Upon finding by a preponderance of the evidence that a defendant has violated his probation by committing a new felony, a trial court has the discretionary authority to revoke the defendant’s probation and place the original sentence into effect. Tenn. Code Ann. § 40-35-311 (e)(2). When determining the consequences for a probation violation, “a trial court may consider ‘the number of revocations, the seriousness of the violation, the defendant’s criminal history, and the defendant’s character.’” State v. Williams, 673 S.W.3d 255, 260 (Tenn. Crim. App. 2023) (quoting Dagnan, 641 S.W. 3d at 759, n. 5).

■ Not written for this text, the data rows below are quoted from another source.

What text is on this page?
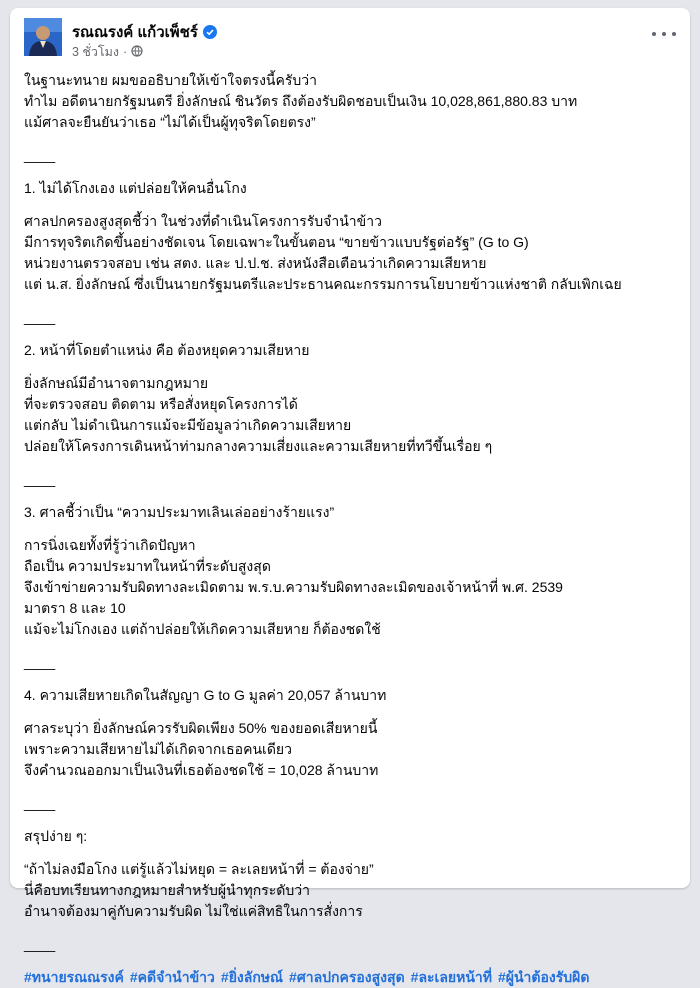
รณณรงค์ แก้วเพ็ชร์
3 ชั่วโมง ·
ในฐานะทนาย ผมขออธิบายให้เข้าใจตรงนี้ครับว่า
ทำไม อดีตนายกรัฐมนตรี ยิ่งลักษณ์ ชินวัตร ถึงต้องรับผิดชอบเป็นเงิน 10,028,861,880.83 บาท
แม้ศาลจะยืนยันว่าเธอ “ไม่ได้เป็นผู้ทุจริตโดยตรง”
____
1. ไม่ได้โกงเอง แต่ปล่อยให้คนอื่นโกง
ศาลปกครองสูงสุดชี้ว่า ในช่วงที่ดำเนินโครงการรับจำนำข้าว
มีการทุจริตเกิดขึ้นอย่างชัดเจน โดยเฉพาะในขั้นตอน “ขายข้าวแบบรัฐต่อรัฐ” (G to G)
หน่วยงานตรวจสอบ เช่น สตง. และ ป.ป.ช. ส่งหนังสือเตือนว่าเกิดความเสียหาย
แต่ น.ส. ยิ่งลักษณ์ ซึ่งเป็นนายกรัฐมนตรีและประธานคณะกรรมการนโยบายข้าวแห่งชาติ กลับเพิกเฉย
____
2. หน้าที่โดยตำแหน่ง คือ ต้องหยุดความเสียหาย
ยิ่งลักษณ์มีอำนาจตามกฎหมาย
ที่จะตรวจสอบ ติดตาม หรือสั่งหยุดโครงการได้
แต่กลับ ไม่ดำเนินการแม้จะมีข้อมูลว่าเกิดความเสียหาย
ปล่อยให้โครงการเดินหน้าท่ามกลางความเสี่ยงและความเสียหายที่ทวีขึ้นเรื่อย ๆ
____
3. ศาลชี้ว่าเป็น “ความประมาทเลินเล่ออย่างร้ายแรง”
การนิ่งเฉยทั้งที่รู้ว่าเกิดปัญหา
ถือเป็น ความประมาทในหน้าที่ระดับสูงสุด
จึงเข้าข่ายความรับผิดทางละเมิดตาม พ.ร.บ.ความรับผิดทางละเมิดของเจ้าหน้าที่ พ.ศ. 2539
มาตรา 8 และ 10
แม้จะไม่โกงเอง แต่ถ้าปล่อยให้เกิดความเสียหาย ก็ต้องชดใช้
____
4. ความเสียหายเกิดในสัญญา G to G มูลค่า 20,057 ล้านบาท
ศาลระบุว่า ยิ่งลักษณ์ควรรับผิดเพียง 50% ของยอดเสียหายนี้
เพราะความเสียหายไม่ได้เกิดจากเธอคนเดียว
จึงคำนวณออกมาเป็นเงินที่เธอต้องชดใช้ = 10,028 ล้านบาท
____
สรุปง่าย ๆ:
“ถ้าไม่ลงมือโกง แต่รู้แล้วไม่หยุด = ละเลยหน้าที่ = ต้องจ่าย”
นี่คือบทเรียนทางกฎหมายสำหรับผู้นำทุกระดับว่า
อำนาจต้องมาคู่กับความรับผิด ไม่ใช่แค่สิทธิในการสั่งการ
____
#ทนายรณณรงค์ #คดีจำนำข้าว #ยิ่งลักษณ์ #ศาลปกครองสูงสุด #ละเลยหน้าที่ #ผู้นำต้องรับผิด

Although the trial court’s findings were not lengthy, we conclude that it made adequate findings, supported by the record, for its decision to revoke the Defendant’s suspended sentence and to order the original sentence into effect. The trial court found that the circumstantial evidence of the victim’s having a gun in her purse, the Defendant’s having picked up the purse and made a statement about being able to do what he wanted regardless of law enforcement, and the victim’s having heard a gunshot as she drove away, “indicate[d] that more likely than not, [the Defendant] was the person firing the gun.” The trial court then found that the Defendant’s willingness to possess and use the gun as a convicted felon indicated that he would not follow the rules and that he was a danger to others. Accordingly, we conclude that the trial court acted within its discretion in its sentencing determinations.
CONCLUSION
Based on our review, we affirm the judgment of the trial court.